By Sebastine Obasi With Agency Report
OIL fell around 1 percent yesterday as investors continued to unwind bets on higher prices after record cuts last week because of concerns that growing United States oil output could hamper an Organisation of Petroleum Exporting Countries, OPEC-led production cut deal.
Benchmark Brent crude futures were down 55 cents at $51.21 a barrel, while U.S. West Texas Intermediate (WTI) crude futures were trading 73 cents lower at $48.05 a barrel.
“Speculative investors have thrown in the towel it seems. We’ve got record selling in the week ending March 14 and the bleeding has not stopped yet,” said Carsten Fritsch, senior commodities analyst at Commerzbank in Frankfurt, Germany.
Oil futures have retreated in the past two weeks as a supply overhang driven by rising production from the United States overshadows a deal by OPEC and other producers to reduce output. The persistent glut prompted hedge funds and other money managers to cut their net long U.S. crude futures and options, positions by a record amount in the week to March 14.
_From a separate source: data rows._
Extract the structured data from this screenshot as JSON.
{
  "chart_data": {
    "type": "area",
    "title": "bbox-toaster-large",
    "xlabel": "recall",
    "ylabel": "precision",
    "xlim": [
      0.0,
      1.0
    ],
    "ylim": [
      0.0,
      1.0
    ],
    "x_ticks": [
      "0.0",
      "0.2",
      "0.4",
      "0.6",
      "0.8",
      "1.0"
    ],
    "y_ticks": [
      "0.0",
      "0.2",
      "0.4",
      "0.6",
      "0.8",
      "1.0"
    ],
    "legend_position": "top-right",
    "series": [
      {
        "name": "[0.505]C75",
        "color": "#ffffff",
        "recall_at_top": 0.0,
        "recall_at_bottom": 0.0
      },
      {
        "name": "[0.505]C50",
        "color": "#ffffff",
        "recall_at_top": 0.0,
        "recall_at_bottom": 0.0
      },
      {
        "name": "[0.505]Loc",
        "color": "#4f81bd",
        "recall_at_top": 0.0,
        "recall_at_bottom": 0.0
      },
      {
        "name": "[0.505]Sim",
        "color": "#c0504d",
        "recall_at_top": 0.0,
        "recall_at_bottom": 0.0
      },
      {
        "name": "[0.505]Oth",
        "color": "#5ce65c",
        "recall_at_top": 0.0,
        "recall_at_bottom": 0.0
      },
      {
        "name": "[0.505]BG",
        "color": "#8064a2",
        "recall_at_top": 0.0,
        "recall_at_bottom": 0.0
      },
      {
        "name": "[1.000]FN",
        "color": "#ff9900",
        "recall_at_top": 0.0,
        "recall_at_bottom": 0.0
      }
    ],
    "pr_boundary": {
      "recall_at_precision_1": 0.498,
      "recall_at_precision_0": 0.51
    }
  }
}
Yesterday, ICE data showed speculators reduced long positions on Brent by 66,683 contracts, the highest since November 2016. This means that speculators last week cut more than 150,000 contracts betting on firmer oil prices, a record high.
Latest U.S. drilling data supported estimates for higher production, with 14 oil rigs added in the week to March 17 to 631, the most since September 2015, energy services firm Baker Hughes Incorporated said on Friday. Growing U.S. production is playing into concerns about the effectiveness of the deal to cut production by the Organization of the Petroleum Exporting Countries and non-OPEC members. The prospect of higher output from Libya, which is exempt from the deal, is adding further bearish sentiment.
Libya’s National Oil Corporation (NOC) said it was confident of regaining control of two key oil ports, Es Sider and Ras Lanuf, which have a combined capacity to export 600,000 bpd.